Washington, DC - The Justice Department today announced that it reached an agreement with Amtrak, the National Railroad Passenger Corporation, to resolve the department’s findings of disability discrimination in violation of the Americans with Disabilities Act (ADA). Under the agreement Amtrak will fix inaccessible stations and pay $2.25 million to victims hurt by its inaccessible stations.

The accompanying complaint filed by the department alleges that Amtrak has violated and continues to violate the ADA by failing to make existing stations in its intercity rail transportation system readily accessible to and usable by individuals with disabilities, including individuals who use wheelchairs. The ADA gave Amtrak 20 years from the law’s 1990 enactment to make its stations accessible, requiring Amtrak to comply by July 26, 2010.

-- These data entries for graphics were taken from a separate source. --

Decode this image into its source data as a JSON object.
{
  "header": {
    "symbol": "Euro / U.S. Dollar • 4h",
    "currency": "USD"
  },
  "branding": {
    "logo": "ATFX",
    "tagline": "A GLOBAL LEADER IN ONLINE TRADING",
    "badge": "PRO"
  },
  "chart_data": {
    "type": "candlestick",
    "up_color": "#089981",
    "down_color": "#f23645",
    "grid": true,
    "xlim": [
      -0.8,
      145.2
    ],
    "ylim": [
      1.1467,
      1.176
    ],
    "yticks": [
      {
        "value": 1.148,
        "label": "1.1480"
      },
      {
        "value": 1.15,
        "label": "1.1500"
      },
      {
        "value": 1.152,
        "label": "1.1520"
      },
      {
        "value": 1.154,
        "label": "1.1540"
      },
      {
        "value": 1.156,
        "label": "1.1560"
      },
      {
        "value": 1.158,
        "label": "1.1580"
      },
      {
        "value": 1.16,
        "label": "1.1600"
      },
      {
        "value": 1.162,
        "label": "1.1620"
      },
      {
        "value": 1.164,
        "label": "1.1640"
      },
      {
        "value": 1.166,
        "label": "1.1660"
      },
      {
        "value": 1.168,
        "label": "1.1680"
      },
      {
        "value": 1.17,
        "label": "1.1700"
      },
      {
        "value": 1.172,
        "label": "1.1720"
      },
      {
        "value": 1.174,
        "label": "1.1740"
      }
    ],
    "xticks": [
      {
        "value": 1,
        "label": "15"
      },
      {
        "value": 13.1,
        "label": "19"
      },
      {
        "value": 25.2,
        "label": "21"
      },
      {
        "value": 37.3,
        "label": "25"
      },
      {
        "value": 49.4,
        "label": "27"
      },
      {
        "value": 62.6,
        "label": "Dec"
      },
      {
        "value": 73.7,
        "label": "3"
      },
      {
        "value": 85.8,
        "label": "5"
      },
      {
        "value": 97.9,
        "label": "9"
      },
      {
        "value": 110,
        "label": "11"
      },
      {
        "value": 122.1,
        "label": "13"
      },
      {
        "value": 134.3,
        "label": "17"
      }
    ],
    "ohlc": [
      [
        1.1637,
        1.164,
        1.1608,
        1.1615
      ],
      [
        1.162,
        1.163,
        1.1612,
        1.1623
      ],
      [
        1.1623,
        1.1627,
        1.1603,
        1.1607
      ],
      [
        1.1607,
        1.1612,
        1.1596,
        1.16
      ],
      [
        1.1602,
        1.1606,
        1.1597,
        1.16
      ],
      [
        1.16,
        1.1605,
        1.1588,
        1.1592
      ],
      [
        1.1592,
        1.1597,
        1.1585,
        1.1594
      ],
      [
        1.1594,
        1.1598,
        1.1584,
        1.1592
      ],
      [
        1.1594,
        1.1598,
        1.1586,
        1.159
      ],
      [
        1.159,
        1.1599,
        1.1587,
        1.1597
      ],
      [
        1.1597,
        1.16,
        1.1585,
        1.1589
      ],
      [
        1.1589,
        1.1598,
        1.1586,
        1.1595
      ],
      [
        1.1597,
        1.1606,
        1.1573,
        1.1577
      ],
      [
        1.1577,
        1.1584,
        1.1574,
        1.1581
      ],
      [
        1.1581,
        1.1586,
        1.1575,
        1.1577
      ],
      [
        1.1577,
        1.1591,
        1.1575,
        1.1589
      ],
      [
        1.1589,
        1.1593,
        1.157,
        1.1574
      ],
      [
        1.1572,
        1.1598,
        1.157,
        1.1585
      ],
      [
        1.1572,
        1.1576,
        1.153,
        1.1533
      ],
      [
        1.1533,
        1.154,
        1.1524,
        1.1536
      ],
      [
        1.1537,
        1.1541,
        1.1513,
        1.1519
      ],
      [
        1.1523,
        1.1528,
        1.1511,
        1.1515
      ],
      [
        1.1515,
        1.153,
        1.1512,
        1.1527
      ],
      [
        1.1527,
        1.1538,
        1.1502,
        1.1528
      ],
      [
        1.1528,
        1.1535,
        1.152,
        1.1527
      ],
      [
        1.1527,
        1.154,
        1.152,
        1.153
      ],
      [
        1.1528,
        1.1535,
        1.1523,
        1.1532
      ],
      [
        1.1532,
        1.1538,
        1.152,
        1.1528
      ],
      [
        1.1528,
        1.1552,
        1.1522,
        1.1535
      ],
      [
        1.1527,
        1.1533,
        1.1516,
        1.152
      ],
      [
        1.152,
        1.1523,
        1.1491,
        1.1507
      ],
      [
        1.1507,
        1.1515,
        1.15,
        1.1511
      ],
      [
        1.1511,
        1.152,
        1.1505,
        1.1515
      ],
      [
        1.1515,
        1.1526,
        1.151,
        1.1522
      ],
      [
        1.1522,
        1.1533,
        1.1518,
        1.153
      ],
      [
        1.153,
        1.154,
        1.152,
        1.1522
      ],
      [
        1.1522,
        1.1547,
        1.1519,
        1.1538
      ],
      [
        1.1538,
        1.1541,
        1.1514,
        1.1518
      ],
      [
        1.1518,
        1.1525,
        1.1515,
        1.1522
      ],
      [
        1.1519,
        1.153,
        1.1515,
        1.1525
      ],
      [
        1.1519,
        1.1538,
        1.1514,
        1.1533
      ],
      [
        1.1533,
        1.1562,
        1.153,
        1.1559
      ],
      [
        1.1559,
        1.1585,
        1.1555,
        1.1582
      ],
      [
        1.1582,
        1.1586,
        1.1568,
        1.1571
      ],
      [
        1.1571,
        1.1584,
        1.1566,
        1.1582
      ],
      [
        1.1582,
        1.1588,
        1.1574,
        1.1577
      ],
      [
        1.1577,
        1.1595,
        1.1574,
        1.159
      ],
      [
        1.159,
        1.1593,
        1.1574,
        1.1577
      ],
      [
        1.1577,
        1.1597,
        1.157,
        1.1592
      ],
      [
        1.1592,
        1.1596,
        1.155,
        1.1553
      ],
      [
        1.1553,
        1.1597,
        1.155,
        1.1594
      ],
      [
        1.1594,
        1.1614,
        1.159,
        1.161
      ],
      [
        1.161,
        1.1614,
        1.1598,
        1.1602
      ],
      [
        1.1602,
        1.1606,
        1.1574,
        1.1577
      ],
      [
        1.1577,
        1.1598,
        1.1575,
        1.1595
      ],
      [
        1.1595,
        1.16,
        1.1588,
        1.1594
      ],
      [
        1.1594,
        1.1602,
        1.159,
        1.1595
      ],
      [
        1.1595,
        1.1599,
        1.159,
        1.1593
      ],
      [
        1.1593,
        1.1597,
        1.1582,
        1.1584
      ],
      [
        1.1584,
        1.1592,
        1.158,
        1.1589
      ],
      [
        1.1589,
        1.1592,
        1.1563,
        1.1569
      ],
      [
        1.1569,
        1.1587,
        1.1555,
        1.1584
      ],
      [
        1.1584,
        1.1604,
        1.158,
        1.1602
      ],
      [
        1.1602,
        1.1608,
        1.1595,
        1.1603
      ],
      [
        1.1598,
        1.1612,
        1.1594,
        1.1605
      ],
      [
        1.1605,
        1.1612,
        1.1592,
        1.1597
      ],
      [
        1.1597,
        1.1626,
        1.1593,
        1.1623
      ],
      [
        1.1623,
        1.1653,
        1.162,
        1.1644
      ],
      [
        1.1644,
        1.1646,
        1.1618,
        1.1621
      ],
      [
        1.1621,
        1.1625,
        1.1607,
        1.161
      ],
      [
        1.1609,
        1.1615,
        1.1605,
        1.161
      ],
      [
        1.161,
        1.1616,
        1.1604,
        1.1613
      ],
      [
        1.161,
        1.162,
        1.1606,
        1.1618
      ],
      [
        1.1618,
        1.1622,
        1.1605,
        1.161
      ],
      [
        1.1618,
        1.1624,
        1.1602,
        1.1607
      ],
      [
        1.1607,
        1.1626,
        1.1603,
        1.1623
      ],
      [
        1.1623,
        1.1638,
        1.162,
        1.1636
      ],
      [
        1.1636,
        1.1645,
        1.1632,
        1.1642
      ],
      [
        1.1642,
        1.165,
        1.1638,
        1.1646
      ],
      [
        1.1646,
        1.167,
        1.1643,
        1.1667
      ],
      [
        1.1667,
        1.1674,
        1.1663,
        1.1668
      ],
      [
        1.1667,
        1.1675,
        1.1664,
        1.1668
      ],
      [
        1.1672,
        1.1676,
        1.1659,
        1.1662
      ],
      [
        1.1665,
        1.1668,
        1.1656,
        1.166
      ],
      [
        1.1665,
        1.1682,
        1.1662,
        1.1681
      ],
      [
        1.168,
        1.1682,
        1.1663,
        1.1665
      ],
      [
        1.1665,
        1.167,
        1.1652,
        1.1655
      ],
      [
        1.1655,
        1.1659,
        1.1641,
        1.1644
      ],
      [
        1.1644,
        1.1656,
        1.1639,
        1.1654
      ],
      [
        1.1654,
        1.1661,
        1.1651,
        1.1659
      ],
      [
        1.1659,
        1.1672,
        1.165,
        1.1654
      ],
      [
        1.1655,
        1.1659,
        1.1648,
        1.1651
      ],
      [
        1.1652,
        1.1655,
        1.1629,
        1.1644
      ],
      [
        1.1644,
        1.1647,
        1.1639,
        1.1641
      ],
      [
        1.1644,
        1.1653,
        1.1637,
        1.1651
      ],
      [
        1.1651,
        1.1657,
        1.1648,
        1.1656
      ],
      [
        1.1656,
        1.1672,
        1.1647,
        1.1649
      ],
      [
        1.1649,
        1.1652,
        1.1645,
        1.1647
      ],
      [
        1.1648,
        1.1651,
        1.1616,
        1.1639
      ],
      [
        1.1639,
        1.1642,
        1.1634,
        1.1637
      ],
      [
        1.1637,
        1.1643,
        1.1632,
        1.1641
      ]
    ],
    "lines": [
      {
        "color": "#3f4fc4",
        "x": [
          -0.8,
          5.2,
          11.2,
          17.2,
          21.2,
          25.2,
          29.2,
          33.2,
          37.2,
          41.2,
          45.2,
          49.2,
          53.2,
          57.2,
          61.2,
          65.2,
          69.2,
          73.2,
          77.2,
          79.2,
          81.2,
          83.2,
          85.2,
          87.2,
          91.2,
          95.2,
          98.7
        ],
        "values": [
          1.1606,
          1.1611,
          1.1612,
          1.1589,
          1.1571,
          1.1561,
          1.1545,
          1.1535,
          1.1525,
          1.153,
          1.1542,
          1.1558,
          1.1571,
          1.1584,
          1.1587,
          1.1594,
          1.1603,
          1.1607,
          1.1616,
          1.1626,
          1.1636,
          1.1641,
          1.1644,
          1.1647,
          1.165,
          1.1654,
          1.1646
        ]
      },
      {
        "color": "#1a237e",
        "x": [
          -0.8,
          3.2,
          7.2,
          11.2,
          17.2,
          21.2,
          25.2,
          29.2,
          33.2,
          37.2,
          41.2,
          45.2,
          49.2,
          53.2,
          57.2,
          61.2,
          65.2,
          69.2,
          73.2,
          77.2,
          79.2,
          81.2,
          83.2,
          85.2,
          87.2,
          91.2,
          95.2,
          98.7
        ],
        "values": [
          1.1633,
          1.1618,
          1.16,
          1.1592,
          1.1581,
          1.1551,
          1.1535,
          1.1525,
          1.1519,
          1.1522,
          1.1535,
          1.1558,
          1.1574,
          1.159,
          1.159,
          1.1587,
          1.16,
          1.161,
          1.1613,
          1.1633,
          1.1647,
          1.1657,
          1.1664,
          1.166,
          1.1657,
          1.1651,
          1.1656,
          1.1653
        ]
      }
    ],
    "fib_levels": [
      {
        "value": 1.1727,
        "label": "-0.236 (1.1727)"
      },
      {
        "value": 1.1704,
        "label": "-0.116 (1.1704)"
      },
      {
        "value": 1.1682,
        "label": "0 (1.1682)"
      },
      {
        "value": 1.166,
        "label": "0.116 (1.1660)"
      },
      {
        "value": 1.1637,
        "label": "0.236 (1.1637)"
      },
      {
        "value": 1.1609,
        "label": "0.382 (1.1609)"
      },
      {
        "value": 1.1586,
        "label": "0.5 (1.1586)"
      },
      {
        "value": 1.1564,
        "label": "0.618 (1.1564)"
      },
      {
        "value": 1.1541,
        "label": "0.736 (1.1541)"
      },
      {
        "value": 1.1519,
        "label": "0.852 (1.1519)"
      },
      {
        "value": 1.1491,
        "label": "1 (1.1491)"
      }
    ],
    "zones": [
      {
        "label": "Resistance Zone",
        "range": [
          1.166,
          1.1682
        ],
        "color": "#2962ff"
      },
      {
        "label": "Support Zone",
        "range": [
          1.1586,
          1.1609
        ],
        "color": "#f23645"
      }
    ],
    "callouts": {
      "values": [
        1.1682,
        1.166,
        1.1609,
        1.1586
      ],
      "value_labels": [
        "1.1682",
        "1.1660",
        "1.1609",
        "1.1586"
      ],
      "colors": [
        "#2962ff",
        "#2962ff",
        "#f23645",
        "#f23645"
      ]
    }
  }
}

“When Congress enacted the Americans with Disabilities Act in 1990, it recognized the crucial role transportation plays in our lives,” said Eric Dreiband, Assistant Attorney General of the Civil Rights Division. “Transportation is the linchpin of access for people with disabilities to the full economic, social, and cultural benefits of our country. The Americans with Disabilities Act gave Amtrak until 2010 to make its stations accessible for individuals with disabilities. Amtrak failed or refused to comply with the Congressionally-mandated 2010 deadline, and Amtrak’s noncompliance with the Americans with Disabilities Act injured individuals with disabilities. Passengers with disabilities have waited long enough. Today’s agreement is a historic victory for individuals with disabilities, Amtrak, the rule of law, and the promise of equal opportunity for all Americans. We welcome Amtrak’s commitment today to bring its system into compliance with the law so that all individuals have an equal opportunity to barrier-free rail transportation.”

Under the agreement, Amtrak has committed to make its intercity rail stations accessible, prioritizing stations with the most significant barriers to access. Over the next 10 years, Amtrak will design at least 135 stations to be accessible, complete construction at 90 of those stations, and have at least 45 more under construction. Amtrak will also train staff on ADA requirements and implement an agreed-upon process for accepting and handling ADA complaints. As part of this commitment, Amtrak recently established an Office of the Vice President of Stations, Properties & Accessibility to coordinate its compliance with the ADA.

To compensate those harmed by inaccessible stations while trying to travel by train, Amtrak will establish a $2.25 million settlement fund. Individuals with mobility impairments who traveled or desired to travel at 78 specified stations with significant accessibility issues may be compensated from the settlement fund.